メスグロヒョウモン♀に求愛するミドリヒョウモン♂(異種間求愛と交尾拒否行動)



2014年7月中旬

山間部の道端に咲いたオカトラノオの花でメスグロヒョウモン♀(Damora sagana liane)が吸蜜していました。
そこへミドリヒョウモン♂(Argynnis paphia)が飛来すると、驚いたことに別種の♀に対して求愛を始めました。
♂は♀の背後に止まり交尾器を連結しようとするも、♀が翅を全開にし腹端を上げた交尾拒否姿勢をとりつつ花の上で逃げ回ります。
吸蜜どころではなく♀の口吻はゼンマイ状に縮んでいます。
嫌がる♀が遂に飛んで逃げ出し、♂もすかさず追飛

近くのオカトラノオ群落に訪花していた他のミドリヒョウモン♂も反応して乱舞になりました。
メスグロヒョウモン♀は近くのオカトラノオ花に着陸しました。
一連の行動を1/4倍速のスローモーションでリプレイ。


今回♀が交尾拒否したのは、異種の♂から求愛されたからとは限りません。
同じ日に同じ場所でミドリヒョウモン同士の求愛と交尾拒否を観察しています。
▼関連記事ミドリヒョウモン♀の交尾拒否
♀は未だ性的に成熟していないのかもしれませんし、生涯で交尾するのは一度だけなのかもしれませんし、交尾する♂を選り好みしている可能性もあります。
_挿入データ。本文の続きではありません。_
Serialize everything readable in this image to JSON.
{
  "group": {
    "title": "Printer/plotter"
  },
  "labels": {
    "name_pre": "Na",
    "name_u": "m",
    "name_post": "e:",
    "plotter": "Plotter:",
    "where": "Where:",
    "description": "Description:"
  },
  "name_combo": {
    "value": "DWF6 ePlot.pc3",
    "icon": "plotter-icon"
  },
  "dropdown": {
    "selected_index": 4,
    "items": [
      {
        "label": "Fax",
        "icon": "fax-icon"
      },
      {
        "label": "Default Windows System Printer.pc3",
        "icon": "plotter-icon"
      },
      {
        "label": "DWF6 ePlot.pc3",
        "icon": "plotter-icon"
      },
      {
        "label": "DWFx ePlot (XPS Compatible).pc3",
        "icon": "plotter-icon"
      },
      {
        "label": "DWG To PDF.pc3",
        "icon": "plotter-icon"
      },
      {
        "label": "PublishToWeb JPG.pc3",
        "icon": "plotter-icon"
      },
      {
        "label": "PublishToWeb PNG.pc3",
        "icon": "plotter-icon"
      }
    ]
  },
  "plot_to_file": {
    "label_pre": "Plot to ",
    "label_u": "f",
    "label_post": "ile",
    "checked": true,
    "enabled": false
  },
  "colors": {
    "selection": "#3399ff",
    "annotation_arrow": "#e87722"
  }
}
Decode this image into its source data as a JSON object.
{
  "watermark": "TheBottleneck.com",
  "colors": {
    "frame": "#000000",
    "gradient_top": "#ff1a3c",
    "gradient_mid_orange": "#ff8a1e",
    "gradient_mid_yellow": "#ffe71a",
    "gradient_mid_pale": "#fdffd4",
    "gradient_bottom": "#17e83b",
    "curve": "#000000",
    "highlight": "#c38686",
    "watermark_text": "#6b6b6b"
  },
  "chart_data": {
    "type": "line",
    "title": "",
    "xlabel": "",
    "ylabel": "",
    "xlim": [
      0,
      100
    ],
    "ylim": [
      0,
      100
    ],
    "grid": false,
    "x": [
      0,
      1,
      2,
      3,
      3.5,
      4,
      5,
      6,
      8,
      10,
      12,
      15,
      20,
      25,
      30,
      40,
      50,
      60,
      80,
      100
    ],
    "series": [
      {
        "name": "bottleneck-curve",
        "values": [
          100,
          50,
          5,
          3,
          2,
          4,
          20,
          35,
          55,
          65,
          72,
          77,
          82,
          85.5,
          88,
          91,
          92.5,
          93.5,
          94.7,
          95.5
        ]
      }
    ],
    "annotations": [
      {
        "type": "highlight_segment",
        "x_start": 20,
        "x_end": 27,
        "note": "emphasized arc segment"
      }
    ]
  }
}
異種間の誤認求愛は珍しいと思ったのですが、交尾に至り雑種が生まれる例はあるのでしょうか?
生殖的隔離はどうなっているのかな?

メスグロヒョウモンは翅の色が性別によってまるで異なる性的二型です。
人間であればメスグロヒョウモン♀とミドリヒョウモン♀の翅の色と見間違えることは絶対にありませんが、蝶(ミドリヒョウモン♂)の目からはどのように見えているのでしょう?
例えばモンシロチョウの場合、可視光ではなく紫外線スペクトルでの見え方が種内の性別を見分けるのに重要であることが知られています。
もしかすると、紫外線で見ればメスグロヒョウモン♀とミドリヒョウモン♀の翅の色や斑紋は意外に紛らわしいのかもしれません。
それともメスグロヒョウモン♀が放つ性フェロモンの化学構造がミドリヒョウモンの性フェロモンと似ていて、どうしても♂が騙されてしまうのかもしれません。
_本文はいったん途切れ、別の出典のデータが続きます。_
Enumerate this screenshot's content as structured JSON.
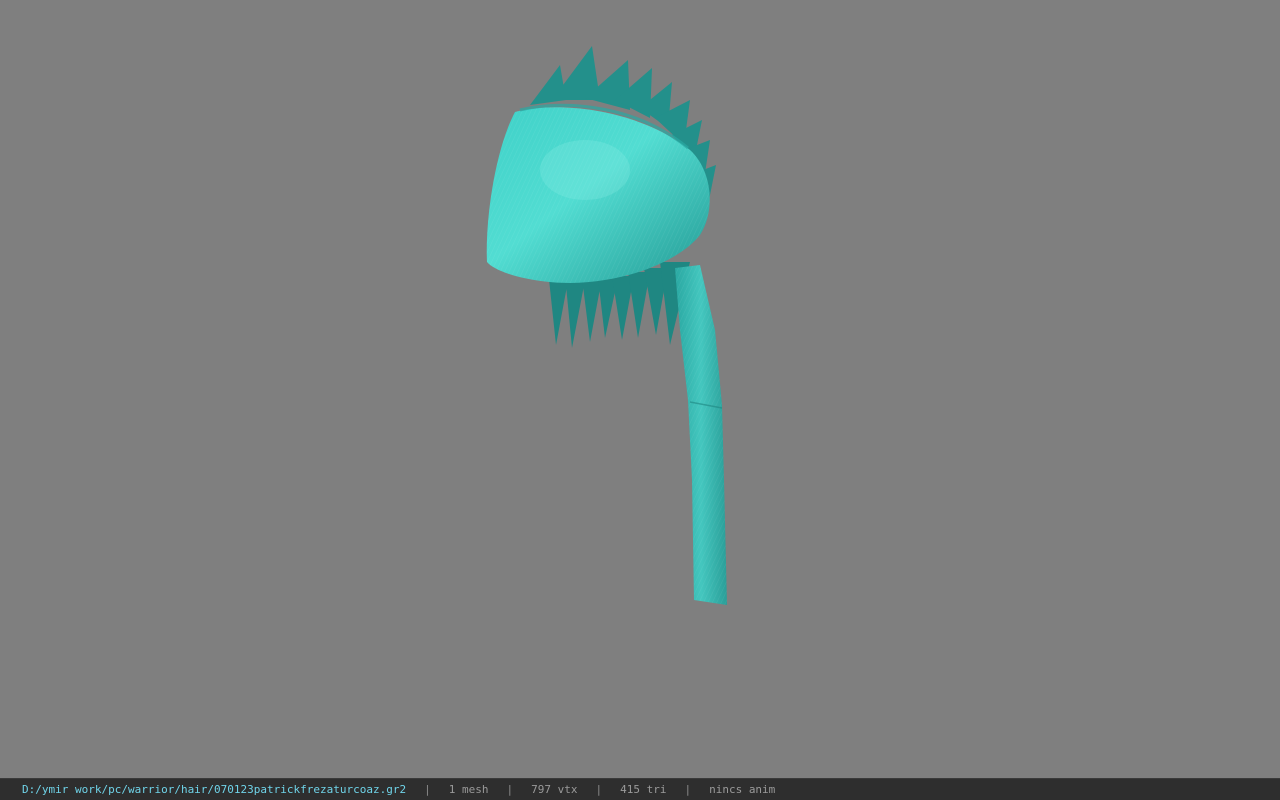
{
  "viewport": {
    "background_color": "#7f7f7f",
    "model": {
      "name": "hair-bandana-mesh",
      "primary_color": "#3fc9c3",
      "shadow_color": "#1f8a86",
      "highlight_color": "#7fe8e0"
    }
  },
  "status_bar": {
    "file_path": "D:/ymir work/pc/warrior/hair/070123patrickfrezaturcoaz.gr2",
    "mesh_count": "1 mesh",
    "vertex_count": "797 vtx",
    "triangle_count": "415 tri",
    "anim_status": "nincs anim",
    "separator": "|"
  }
}
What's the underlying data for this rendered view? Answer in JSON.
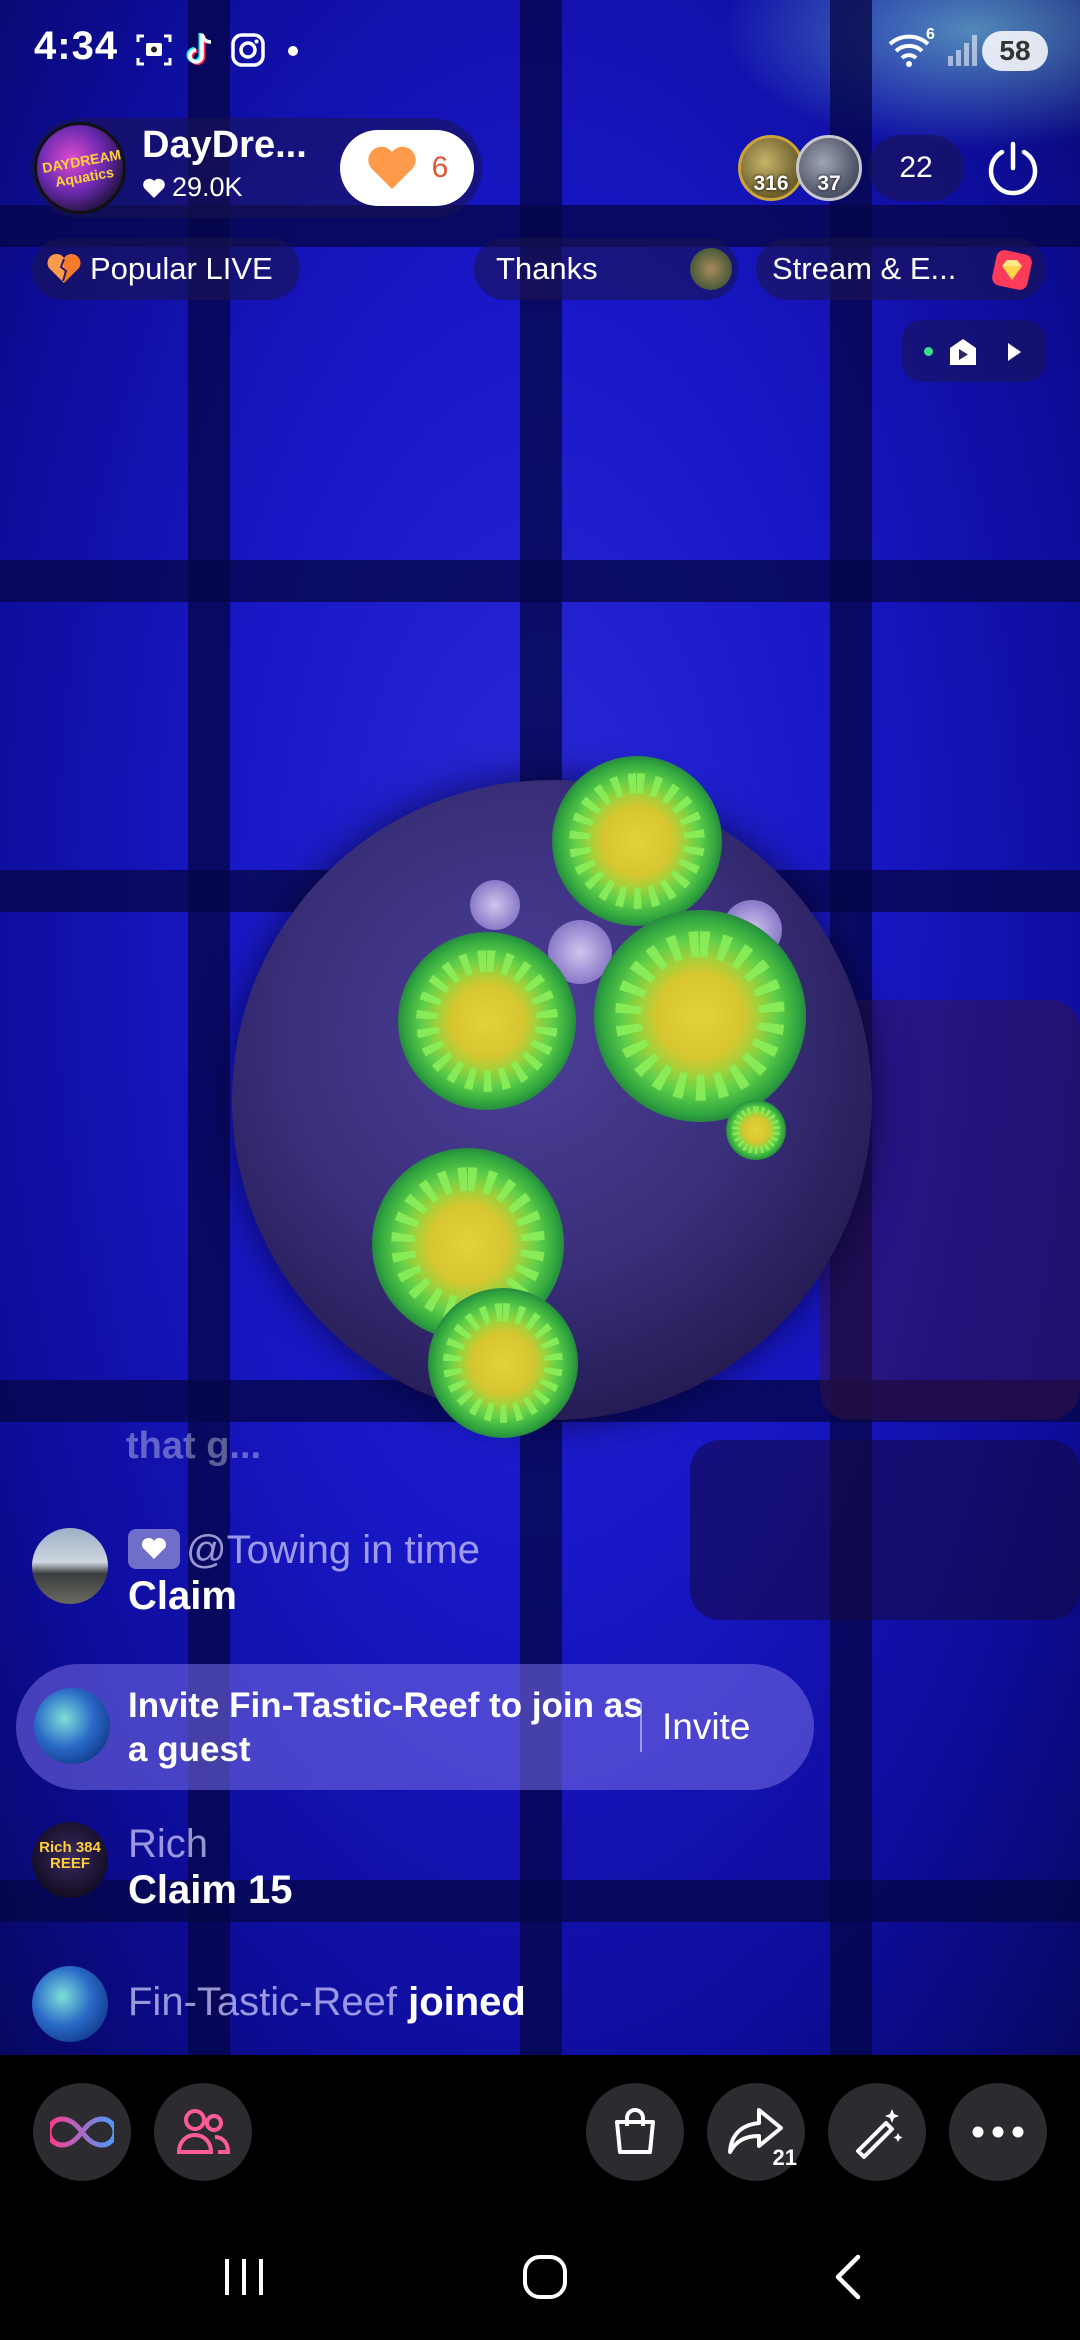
{
  "status_bar": {
    "time": "4:34",
    "battery": "58",
    "network_badge": "6",
    "icons": [
      "screenshot-icon",
      "tiktok-icon",
      "instagram-icon",
      "wifi-icon",
      "signal-icon"
    ]
  },
  "host": {
    "name": "DayDre...",
    "likes": "29.0K",
    "follow_count": "6",
    "avatar_text": "DAYDREAM Aquatics"
  },
  "viewers": {
    "top": [
      {
        "badge": "316"
      },
      {
        "badge": "37"
      }
    ],
    "count": "22"
  },
  "pills": {
    "popular": "Popular LIVE",
    "thanks": "Thanks",
    "stream": "Stream & E..."
  },
  "chat": {
    "faded_text": "that g...",
    "messages": [
      {
        "name": "@Towing in time",
        "text": "Claim"
      },
      {
        "name": "Rich",
        "text": "Claim 15",
        "avatar_text": "Rich 384 REEF"
      }
    ],
    "invite": {
      "text": "Invite Fin-Tastic-Reef to join as a guest",
      "button": "Invite"
    },
    "joined": {
      "name": "Fin-Tastic-Reef",
      "verb": "joined"
    }
  },
  "actions": {
    "share_count": "21"
  },
  "colors": {
    "accent_orange": "#ff9a4a",
    "follow_count": "#e0563b",
    "video_blue": "#1818c8"
  }
}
逆の組み合わせ(メスグロヒョウモン♂とミドリヒョウモン♀)ではどうなのでしょう?

実はこの2種は分類学的に近縁で、メスグロヒョウモン属 Damoraは近縁のミドリヒョウモン属 Argynnis に組みこまれていたことがあるそうです(wikipediaより)。
メスグロヒョウモンとミドリヒョウモンの二種間では生殖隔離の仕組みが未だ甘いのかもしれませんね。